Nicolas et Claire partent en direction de la demeure seigneuriale du patron des Houillères. Ils ont demandé leur chemin une fois à un Monsieur qui portait un haut de forme, une canne avec un pommeau doré, et une redingote. Il les a dévisagé comme s’il voyait un fantôme. Claire a eu l’impression que c’était elle qui l’intriguait. Mais il leur a montré en haut d’une petite colline une maison. Et il a ajouté  » c’est chez vous. »

  • Que voulait dire cet homme ? C’est chez vous.
  • C’est bizarre, je n’ai vraiment pas tout compris Claire. Par contre Steph m’a dit que la petite fille du patron te ressemblait. Je me demande s’il n’a pas pensé que c’était toi.
  • Moi ? Je serai elle.
  • Oui si tu lui ressemble tant.
  • Et pourquoi je lui ressemble à s’y méprendre. Elle n’est que sa petite fille. Sais-tu son âge ?
  • Non, ta cousine Chantal en a rien dit à ton frère et à mon ami.
  • C’est compliqué j’aurais préféré que la nièce de mon père soit ma tante.
  • C’est plutôt ta cousine
  • Ne m’embrouille pas
  • Peu importe, pour eux tu es leur petite fille et nièce. Tu fais partie de la famille Meignière. Il se fiche que le vieux est…
  • Est quoi ? Vas-y dis-le que ma mère trompait mon père.
  • On ne sait absolument rien de ce qui s’est passé
  • Toi, tu sais quelque chose.

Je ne pouvais pas dire à mon amour que le vieux avait violé sa mère. Ce n’était pas mon rôle et pour moi c’était même inconcevable. Aussi pour l’instant je ne lui ai rien dit.

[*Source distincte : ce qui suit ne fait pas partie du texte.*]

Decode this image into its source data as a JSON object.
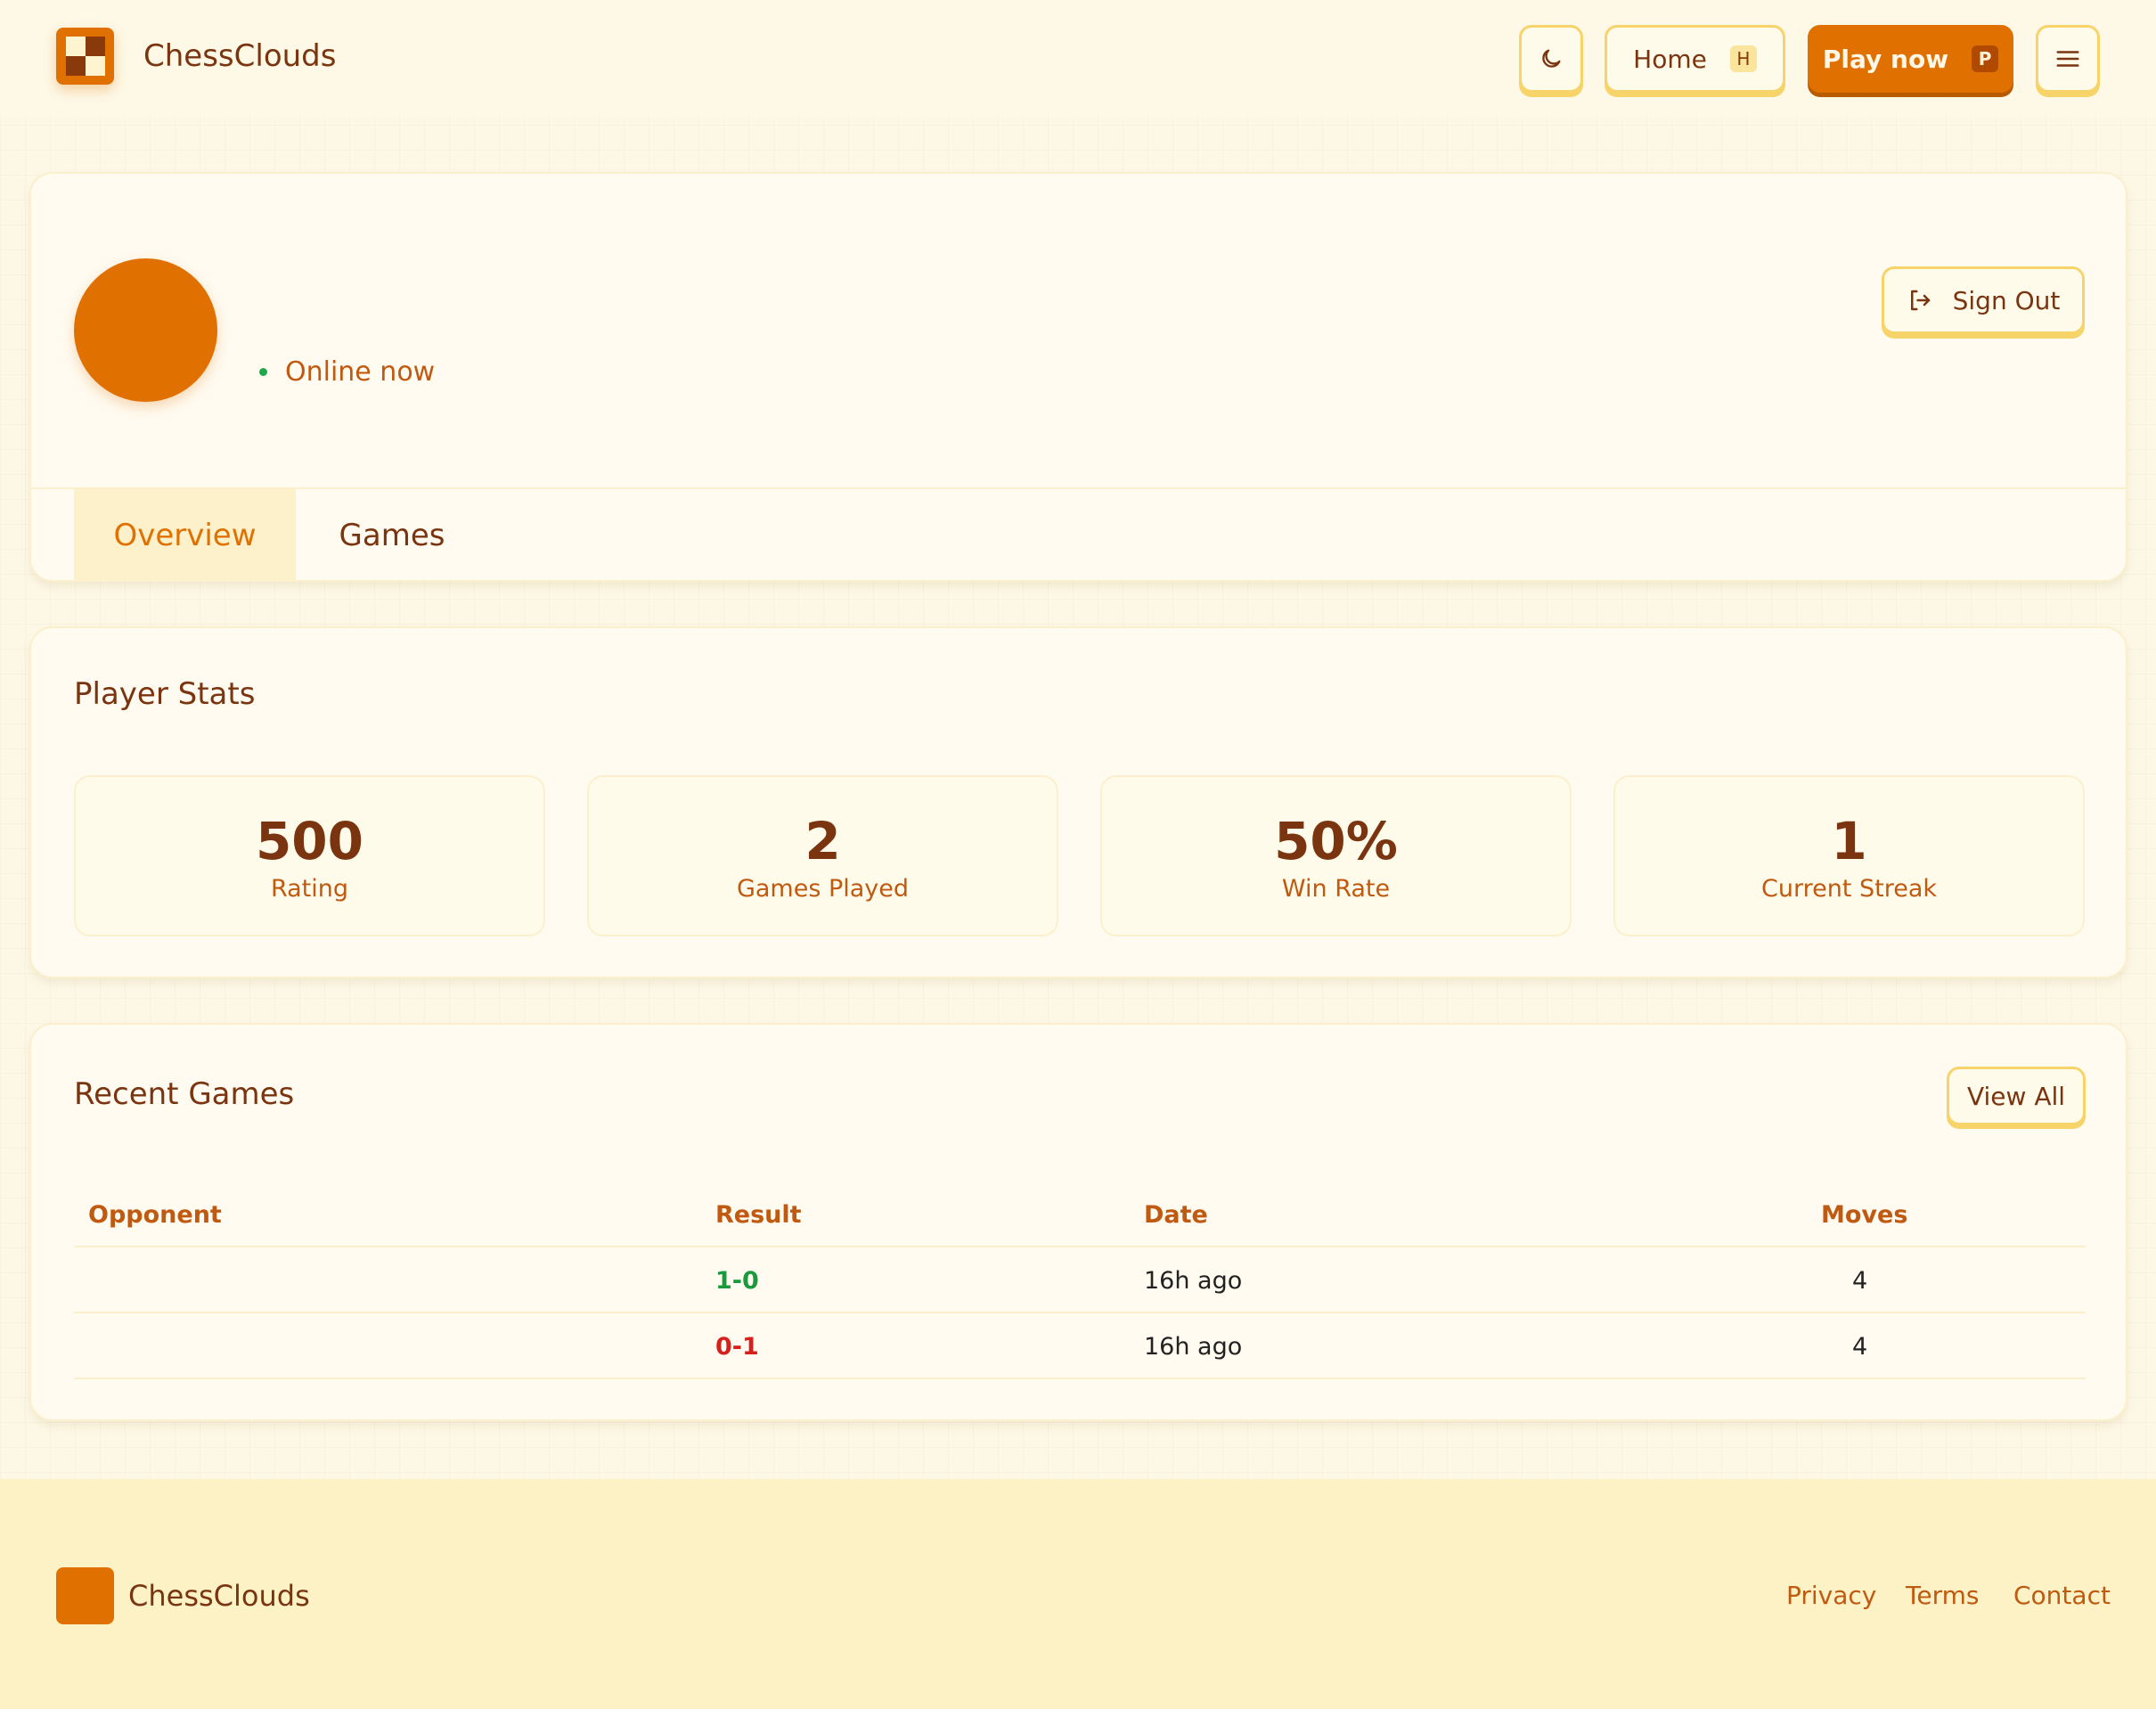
{
  "header": {
    "brand": "ChessClouds",
    "theme_icon": "moon-icon",
    "home_label": "Home",
    "home_key": "H",
    "play_label": "Play now",
    "play_key": "P",
    "menu_icon": "hamburger-menu-icon"
  },
  "profile": {
    "status": "Online now",
    "signout_label": "Sign Out",
    "tabs": [
      {
        "label": "Overview",
        "active": true
      },
      {
        "label": "Games",
        "active": false
      }
    ]
  },
  "stats": {
    "title": "Player Stats",
    "items": [
      {
        "value": "500",
        "label": "Rating"
      },
      {
        "value": "2",
        "label": "Games Played"
      },
      {
        "value": "50%",
        "label": "Win Rate"
      },
      {
        "value": "1",
        "label": "Current Streak"
      }
    ]
  },
  "recent_games": {
    "title": "Recent Games",
    "view_all_label": "View All",
    "columns": [
      "Opponent",
      "Result",
      "Date",
      "Moves"
    ],
    "rows": [
      {
        "opponent": "",
        "result": "1-0",
        "date": "16h ago",
        "moves": "4"
      },
      {
        "opponent": "",
        "result": "0-1",
        "date": "16h ago",
        "moves": "4"
      }
    ]
  },
  "footer": {
    "brand": "ChessClouds",
    "links": [
      "Privacy",
      "Terms",
      "Contact"
    ]
  },
  "colors": {
    "accent": "#e07100",
    "text": "#7a3510",
    "border": "#f7d46a",
    "win": "#1a9a3c",
    "loss": "#d6201c",
    "online": "#1fa84a"
  }
}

Tout en devisant nous sommes arrivés devant la demeure du Patron des Houillères. J’avise un jardinier et je l’interpelle :

  • Et mon brave, je suis de la police
  • Oui

Mais au moment ses yeux se portent sur Claire il lui dit :

  • Mademoiselle, votre mère se faisait du souci, enfin vous voici de retour. Entrez Monsieur vous nous ramenez la petite.
  • Oui, mais je veux m’entretenir avec Monsieur De Bougainvilliers.
  • Monsieur n’est pas là, il n’y a que sa brue, la mère de la petite.
  • Et son père
  • Il est mort, Mademoiselle ne vous a rien dit.
  • Je ne l’ai pas interrogé à ce sujet
  • Je comprend, je vais appeler la femme de chambre de Madame et vous pourrez vous entretenir avec elle.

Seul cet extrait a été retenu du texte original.